To businesses, being hacked often leads financial losses and damaged reputation. To individuals, their privacy gets invaded; worse, hackers can steal their identity.
Everyday, there are over 1.5 million victims of cyber crimes.
The common activities of cyber criminals are the following:
- Phone hacking. Unauthorized access to one’s mobile phone or voice-mail messaging system to listen to conversations, read text messages or emails, etc. Information is used for malicious and criminal purposes.
- Vandalism: Web defacement or data destruction often motivated by a twisted ego.
- Hacktivism. Hackers who engage in this kind of activity do it for a cause, often political in nature.
- Theft. Stealing of proprietary or intellectual data often for reselling purposes. This is one of the most lucrative activities for hackers.
- Hijacking. Viruses are used for hijacking computers so these can be used for criminal intent.
Is absolute protection from hackers possible?
In 2016, China launched Micius, the world’s first quantum-enabled satellite.

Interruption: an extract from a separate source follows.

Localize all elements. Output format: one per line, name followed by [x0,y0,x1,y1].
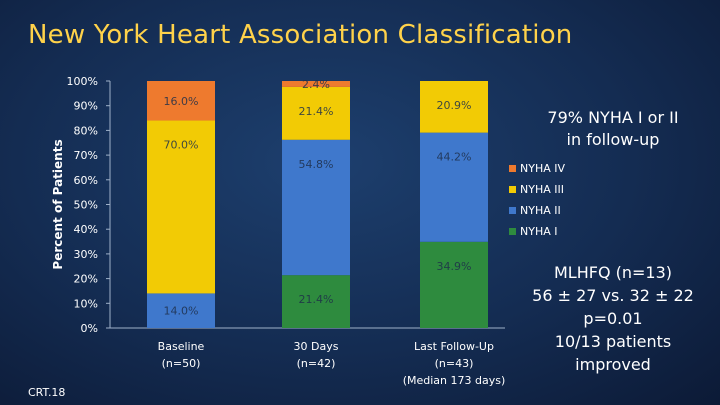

The project was named Quantum Experiments at Space Scale (QUESS), which involved both China and Austria. The operation of the satellite mission is operated by the Chinese Academy of Sciences in collaboration with the University of Vienna and the Austrian Academy of Sciences. With this $100M project, it’s been hoped that quantum encryption and quantum teleportation technology could be developed.
If the space project would succeed, mankind would benefit enormously from quantum technology including hack-proof digital communication.
And this year, Micius did succeed to send an unbreakable code to two receiving stations on earth!
The satellite transmitted messages to two mountaintop stations which were 645 and 1,200 kilometers away. It dispelled last year’s concern by some scientists that the entangled photons from the satellite might not be able to hit their targets with 100% precision at very high speed. What’s more, compared to optic fiber’s performance, the project’s transmission rate proved to be 20 orders of magnitude more efficient.
Experts from all over the world considered it a milestone.
That’s especially because with ground-based encryption system, even though it uses entangled photons like QUESS, information can travel securely only up to 200 kilometers. The signal gets weaken due to the fiber-optic cables. Distances can be boosted by the use of repeater stations. However, it opens points of vulnerability which hackers can exploit.
With QUESS, some key properties of the entangled photons had been manipulated to make them dependent on one another. Hence, any attempt to make a measurement of those keys will alter those sub-atomic particles.
According to lead scientist Pan Jianwei of the Chinese Academy of Sciences, QUESS has proven that a phone call or transmission of huge bank data can be done 100% safe. Any eavesdropping attempt on the quantum channel will disrupt the state of the key and the message will self-destruct.
This latest achievement means we can finally win the war against hackers with the most effective kind of quantum cryptography.